In a case that went before the United States Supreme Court (Vidal v. Girard’s Executors, 1844), the court ruled unanimously (9-0) that the Bible could not be extracted from the education of our youth.
Daniel Webster, who argued the case on the behalf of the government said this:
If there is anything in my thoughts or style to commend, the credit is due to my parents for instilling in me an early love of the Scriptures. If we abide by the principles taught in the Bible, our country will go on prospering and to prosper; If we and our posterity shall be true to the Christian religion, if we and they shall live always in the fear of God and shall respect His Commandments…we may have the highest hopes of the future fortunes of our country;…But if we and our posterity neglect religious instruction and authority; violate the rules of eternal justice, trifle with the injunctions of morality, and recklessly destroy the political constitution which holds us together, no man can tell how sudden a catastrophe may overwhelm us and bury all our glory in profound obscurity.
The U.S. Supreme Court rendered its unanimous opinion, stating:
And we cannot overlook the blessings, which such men by their conduct, as well as their instructions, may, nay must impart to their youthful pupils. Why may not the Bible, and especially the New Testament, without note or comment, be read and taught as a divine revelation in the college – its general precepts expounded, its evidences explained and its glorious principles of morality inculcated?

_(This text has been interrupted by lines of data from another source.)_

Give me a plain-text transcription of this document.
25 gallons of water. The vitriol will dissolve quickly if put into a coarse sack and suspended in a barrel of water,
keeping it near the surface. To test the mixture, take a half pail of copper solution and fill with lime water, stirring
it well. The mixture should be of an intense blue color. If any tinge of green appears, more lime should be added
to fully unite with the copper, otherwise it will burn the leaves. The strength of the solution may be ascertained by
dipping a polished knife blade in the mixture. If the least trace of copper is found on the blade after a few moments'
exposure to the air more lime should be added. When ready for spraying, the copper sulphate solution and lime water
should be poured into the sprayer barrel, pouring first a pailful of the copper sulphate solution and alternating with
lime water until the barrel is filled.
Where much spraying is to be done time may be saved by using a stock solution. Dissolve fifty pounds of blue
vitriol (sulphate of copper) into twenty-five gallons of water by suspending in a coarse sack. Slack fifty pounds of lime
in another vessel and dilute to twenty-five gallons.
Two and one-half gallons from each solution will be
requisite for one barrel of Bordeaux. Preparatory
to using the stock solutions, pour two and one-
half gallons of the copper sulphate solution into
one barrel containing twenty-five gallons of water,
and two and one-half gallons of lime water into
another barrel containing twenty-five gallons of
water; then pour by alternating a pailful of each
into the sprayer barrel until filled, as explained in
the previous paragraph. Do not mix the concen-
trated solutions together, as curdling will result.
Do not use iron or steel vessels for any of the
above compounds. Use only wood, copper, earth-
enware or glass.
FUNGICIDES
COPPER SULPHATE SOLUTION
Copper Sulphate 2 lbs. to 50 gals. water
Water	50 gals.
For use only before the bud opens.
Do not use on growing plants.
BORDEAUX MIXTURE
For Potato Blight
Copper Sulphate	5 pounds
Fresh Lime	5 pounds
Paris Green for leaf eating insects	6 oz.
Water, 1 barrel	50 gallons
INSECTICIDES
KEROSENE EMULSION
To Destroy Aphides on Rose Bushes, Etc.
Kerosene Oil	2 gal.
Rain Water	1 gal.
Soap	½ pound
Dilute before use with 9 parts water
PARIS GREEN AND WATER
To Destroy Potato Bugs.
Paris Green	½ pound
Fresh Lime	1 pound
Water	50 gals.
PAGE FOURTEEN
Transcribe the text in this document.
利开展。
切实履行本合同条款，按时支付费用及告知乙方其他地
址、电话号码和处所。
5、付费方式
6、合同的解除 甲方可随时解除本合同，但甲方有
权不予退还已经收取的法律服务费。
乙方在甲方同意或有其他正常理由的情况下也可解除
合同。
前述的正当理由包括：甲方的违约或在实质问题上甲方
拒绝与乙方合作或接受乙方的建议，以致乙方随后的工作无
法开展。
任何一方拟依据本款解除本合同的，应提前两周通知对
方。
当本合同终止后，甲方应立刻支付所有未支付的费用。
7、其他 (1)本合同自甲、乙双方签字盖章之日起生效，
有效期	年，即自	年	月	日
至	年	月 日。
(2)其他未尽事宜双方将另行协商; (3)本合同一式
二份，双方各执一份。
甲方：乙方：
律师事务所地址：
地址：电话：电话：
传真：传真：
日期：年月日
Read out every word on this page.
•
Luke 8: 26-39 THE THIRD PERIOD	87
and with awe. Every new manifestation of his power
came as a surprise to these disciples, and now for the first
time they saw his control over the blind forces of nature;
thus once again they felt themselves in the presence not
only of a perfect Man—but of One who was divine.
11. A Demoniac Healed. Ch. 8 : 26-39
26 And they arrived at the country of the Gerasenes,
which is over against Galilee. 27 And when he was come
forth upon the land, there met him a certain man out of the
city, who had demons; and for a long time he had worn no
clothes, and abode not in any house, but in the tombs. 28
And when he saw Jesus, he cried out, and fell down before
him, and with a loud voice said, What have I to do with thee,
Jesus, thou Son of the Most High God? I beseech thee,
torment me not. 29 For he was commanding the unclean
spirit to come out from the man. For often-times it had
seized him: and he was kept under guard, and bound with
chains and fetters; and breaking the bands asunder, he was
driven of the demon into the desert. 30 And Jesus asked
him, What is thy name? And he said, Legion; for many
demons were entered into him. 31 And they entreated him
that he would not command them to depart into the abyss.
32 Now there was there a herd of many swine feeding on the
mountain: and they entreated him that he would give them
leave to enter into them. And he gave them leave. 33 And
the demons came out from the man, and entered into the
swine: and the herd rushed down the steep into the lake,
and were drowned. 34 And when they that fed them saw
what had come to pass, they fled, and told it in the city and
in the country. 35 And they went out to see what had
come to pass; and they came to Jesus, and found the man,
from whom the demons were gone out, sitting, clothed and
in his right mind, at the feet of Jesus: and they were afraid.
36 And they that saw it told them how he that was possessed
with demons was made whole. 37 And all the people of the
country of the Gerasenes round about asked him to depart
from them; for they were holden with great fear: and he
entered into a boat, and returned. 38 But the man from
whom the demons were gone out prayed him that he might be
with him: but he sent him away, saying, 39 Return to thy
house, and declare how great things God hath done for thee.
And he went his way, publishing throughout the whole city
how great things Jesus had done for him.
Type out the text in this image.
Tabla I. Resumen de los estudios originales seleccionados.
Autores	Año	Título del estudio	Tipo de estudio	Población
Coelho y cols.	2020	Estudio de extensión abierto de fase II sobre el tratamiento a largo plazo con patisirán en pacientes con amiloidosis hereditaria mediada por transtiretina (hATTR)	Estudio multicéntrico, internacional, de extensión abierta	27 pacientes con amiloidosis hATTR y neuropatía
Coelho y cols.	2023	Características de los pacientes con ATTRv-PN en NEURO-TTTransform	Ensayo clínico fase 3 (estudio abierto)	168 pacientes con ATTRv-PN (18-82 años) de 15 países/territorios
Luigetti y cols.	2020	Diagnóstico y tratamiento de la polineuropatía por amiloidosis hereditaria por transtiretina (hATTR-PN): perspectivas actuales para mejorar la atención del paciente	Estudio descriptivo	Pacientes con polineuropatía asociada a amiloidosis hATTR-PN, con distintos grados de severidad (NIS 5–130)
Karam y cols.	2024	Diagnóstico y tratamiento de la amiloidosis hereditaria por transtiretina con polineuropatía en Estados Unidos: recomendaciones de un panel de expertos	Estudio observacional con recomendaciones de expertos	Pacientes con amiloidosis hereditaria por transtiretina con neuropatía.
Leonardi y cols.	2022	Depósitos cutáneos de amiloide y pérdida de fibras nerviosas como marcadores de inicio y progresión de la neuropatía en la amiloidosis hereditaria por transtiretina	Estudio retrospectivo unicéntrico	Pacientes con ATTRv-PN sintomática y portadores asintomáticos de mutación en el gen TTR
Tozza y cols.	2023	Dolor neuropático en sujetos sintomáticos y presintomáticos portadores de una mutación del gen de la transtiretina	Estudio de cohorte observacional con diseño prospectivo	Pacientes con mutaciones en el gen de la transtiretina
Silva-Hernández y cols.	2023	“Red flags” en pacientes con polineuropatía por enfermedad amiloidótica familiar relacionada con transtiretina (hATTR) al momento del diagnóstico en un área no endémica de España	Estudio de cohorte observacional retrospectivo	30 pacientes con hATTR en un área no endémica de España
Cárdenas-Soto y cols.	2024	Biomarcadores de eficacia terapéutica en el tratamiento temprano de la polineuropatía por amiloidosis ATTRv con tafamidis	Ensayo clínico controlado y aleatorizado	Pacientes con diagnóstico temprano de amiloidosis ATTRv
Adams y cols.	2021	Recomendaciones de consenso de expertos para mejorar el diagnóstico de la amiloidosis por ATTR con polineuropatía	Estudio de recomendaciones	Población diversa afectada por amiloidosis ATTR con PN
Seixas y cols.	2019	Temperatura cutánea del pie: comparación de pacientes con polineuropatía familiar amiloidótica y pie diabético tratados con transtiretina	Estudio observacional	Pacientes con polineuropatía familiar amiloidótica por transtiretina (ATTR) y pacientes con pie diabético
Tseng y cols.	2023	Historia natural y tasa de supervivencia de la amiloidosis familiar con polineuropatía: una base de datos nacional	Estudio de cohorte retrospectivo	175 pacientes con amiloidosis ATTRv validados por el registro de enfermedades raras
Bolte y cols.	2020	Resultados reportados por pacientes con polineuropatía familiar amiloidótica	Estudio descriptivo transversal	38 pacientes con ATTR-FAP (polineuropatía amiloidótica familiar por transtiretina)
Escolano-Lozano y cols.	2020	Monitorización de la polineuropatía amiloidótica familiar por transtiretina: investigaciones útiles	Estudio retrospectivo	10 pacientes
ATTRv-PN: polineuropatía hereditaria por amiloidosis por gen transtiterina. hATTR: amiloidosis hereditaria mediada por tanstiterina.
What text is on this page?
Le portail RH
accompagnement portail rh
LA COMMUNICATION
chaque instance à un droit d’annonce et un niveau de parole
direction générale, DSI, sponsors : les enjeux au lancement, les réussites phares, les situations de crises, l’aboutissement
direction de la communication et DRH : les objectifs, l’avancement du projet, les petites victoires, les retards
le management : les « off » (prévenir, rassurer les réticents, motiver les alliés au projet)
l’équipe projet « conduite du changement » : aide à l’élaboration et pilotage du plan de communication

What is there to prevent a work, not sectarian, upon the general evidences of Christianity, from being read and taught in the college by lay teachers? Certainly there is nothing in the will that proscribes such studies. Above all, the testator positively enjoins, “that all the instructors and teachers in the college shall take pains to instill into the minds of the scholars the purest principles of morality, so that on their entrance into active life they may from inclination and habit evince benevolence towards their fellow-creatures, and a love of truth, sobriety, and industry, adopting at the same time such religious tenets as their matured reason may enable them to prefer.”
Now, it may well be asked, what is there in all this, which is positively enjoined, inconsistent with the spirit or truths of Christianity? Are not these truths all taught by Christianity, although it teaches much more?
Where can the purest principles of morality be learned so clearly or so perfectly as from the New Testament? Where are benevolence, the love of truth, sobriety, and industry, so powerfully and irresistibly inculcated as in the sacred volume?…
It is unnecessary for us, however, to consider what would be the legal effect of a devise in Pennsylvania for the establishment of a school or college, for the propagation of Judaism, or Deism, or any other form of infidelity. Such a case is not to be presumed to exist in a Christian country; and therefore it must be made out be clear and indisputable proof. Remote inferences, or possible results, or speculative tendencies are not to be drawn or adopted for such purposes. There must be plain, positive, and express provision, demonstrating not only that Christianity is not to be taught; but that it is to be impugned or repudiated.